# Coyote hunting/calling



## Boydt8 (Feb 8, 2012)

I am new to coyote hunting & calling, tired of waiting once a year to pull the trigger.
Here is a list of toys I bought for coyote hunting
-Turbo Dogg electronic caller
-Mojo critter decoy
-Primos fawn decoy
-17hmr

Any pointers would help to start bagging my coyote venture


----------



## Whiteman (Feb 8, 2012)

Get a bigger gun. My brother thinks his 17hmr is good for coyotes, but I know my 22-250 is better. White mountains huh? Thats where I am too. Sending you a PM.


----------



## abureels4me (Feb 8, 2012)

HMR not the best choice for yotes. If you do use it stay away from the plastic tip bullets and opt for the heavier 20gr type


----------



## Whiteman (Feb 8, 2012)

abureels4me said:


> HMR not the best choice for yotes. If you do use it stay away from the plastic tip bullets and opt for the heavier 20gr type



:agree2: I love the CCI TNT rounds. They do some work compared to the VMAX stuff. I shot a coyote at 20 yards with a VMAX and it bit at it and ran off. Thats not what I am after.


----------



## Boydt8 (Feb 8, 2012)

*Thanks*

In that case I will resort to my 30-06 /165gram 
My son called in a coyote last week, he's never done it, but several years ago I bought him a predator call/ decoy. He finally took it out, said he thought nothing would come in, out of nowhere here comes this coyote followed by a fox, can in 20 yards, missed.


----------



## Whiteman (Feb 8, 2012)

The hmr will work good for foxes. You will just have to go buy a varmint gun now


----------



## Sagetown (Feb 8, 2012)

Boydt8 said:


> I am new to coyote hunting & calling, tired of waiting once a year to pull the trigger.
> Here is a list of toys I bought for coyote hunting
> -Turbo Dogg electronic caller
> -Mojo critter decoy
> ...



Shot placement is the Key with your 17hmr.
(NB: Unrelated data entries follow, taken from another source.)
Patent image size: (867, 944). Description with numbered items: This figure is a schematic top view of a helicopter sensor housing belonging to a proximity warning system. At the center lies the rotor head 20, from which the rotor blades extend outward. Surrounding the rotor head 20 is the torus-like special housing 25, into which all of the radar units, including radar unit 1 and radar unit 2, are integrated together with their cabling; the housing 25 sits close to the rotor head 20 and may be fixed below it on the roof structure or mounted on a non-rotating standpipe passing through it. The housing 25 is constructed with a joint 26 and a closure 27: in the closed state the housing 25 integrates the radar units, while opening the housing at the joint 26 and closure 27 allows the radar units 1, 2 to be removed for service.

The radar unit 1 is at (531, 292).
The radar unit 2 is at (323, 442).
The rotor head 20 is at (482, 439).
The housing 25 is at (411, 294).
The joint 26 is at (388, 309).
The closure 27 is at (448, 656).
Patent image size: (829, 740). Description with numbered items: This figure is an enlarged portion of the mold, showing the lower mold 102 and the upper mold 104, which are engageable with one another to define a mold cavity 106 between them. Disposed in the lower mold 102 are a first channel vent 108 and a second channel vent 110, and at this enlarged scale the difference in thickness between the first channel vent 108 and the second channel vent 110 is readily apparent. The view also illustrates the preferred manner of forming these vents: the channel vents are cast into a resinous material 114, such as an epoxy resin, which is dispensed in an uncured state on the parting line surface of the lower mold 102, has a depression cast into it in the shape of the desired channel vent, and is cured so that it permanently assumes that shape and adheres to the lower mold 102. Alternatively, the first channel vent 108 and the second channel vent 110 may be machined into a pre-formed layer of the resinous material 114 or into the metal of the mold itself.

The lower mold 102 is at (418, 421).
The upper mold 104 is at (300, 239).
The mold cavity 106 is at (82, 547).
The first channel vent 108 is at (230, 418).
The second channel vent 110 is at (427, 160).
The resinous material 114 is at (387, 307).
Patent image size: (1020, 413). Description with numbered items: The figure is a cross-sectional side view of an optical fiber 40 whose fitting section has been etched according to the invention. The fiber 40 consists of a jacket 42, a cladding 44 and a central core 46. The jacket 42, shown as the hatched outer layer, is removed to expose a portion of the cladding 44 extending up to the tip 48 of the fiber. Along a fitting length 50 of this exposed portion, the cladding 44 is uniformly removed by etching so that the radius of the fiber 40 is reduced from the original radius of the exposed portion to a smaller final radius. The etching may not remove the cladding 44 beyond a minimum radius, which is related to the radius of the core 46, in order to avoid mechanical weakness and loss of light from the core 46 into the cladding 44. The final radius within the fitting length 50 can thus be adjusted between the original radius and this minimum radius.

Makes the hunt more intense, and rewarding. Some guys can call'em in close enough to use a shotgun. But for those who like to take'em at any distance, the .223, 22-250, or even a .270 w/ 100gr. bullet are great. Below is an old pic, but these guys still hang around atop the hay bales looking for rats and mice. Set up close to these and have some fun.


----------



## alleyyooper (Feb 9, 2012)

I use a 220 Swift a lot with 53gr hollow point sierra bullets, If on the windy side I use the 243 with 85gr. HPBT sierra game kings.
My brother in law uses his 260 with a factory bullet. 
A friend uses a Rugar 204.

Our call is just a home made one with our sounds from Varmit al's and wind rivers web sites on a MP3 player.
works real well for all we want to do and get done.


 Al


----------



## Huskytree (Feb 10, 2012)

*.17hmr*

Keep the distance under 75 yards and make good hits and the .17HMR will kill em all day long. 

However the best Coyote round ever made would be the .17Rem if you are selling. 

If your not selling load the 30-06 down to a light .308 load and you will have an honest killing machine. Remember you can make a 30-06 a .308 but you can't make a .308 a 30-06.


----------



## Boydt8 (Feb 12, 2012)

*22-250*

Now looking into buying a 22-250, found a savage, but I want to stick with a Remington. Anyone had any luck with a ruger,the 204?


----------



## Sagetown (Feb 12, 2012)

Boydt8 said:


> Now looking into buying a 22-250, found a savage, but I want to stick with a Remington. Anyone had any luck with a ruger,the 204?



Check out the CZ 550 American. $815. Beauty of a 22-250...


----------



## Huskytree (Feb 12, 2012)

*.204Ruger*



Boydt8 said:


> Now looking into buying a 22-250, found a savage, but I want to stick with a Remington. Anyone had any luck with a ruger,the 204?



Yes I had a .204Ruger was a good little round but didn't beat out my .17Rem so the 204 went on down the road. But I would not hesitate to recommend it. 

If you plan to shoot at range over 300 yards or a regular bases you should step up to .220swift or 223AI.


----------



## Sagetown (Feb 12, 2012)

Huskytree said:


> Yes I had a .204Ruger was a good little round but didn't beat out my .17Rem so the 204 went on down the road. But I would not hesitate to recommend it.
> 
> If you plan to shoot at range over 300 yards or a regular bases you should step up to .220swift or 223AI.



Or the .223 CZ 527 is worth looking into.


----------



## alleyyooper (Feb 13, 2012)

22 250 is a fine round as are most of the 6 mm and 6.5 rounds. 

I have also shot them with a 12ga and number 4 shot tight in a cedar swamp.

 Al


----------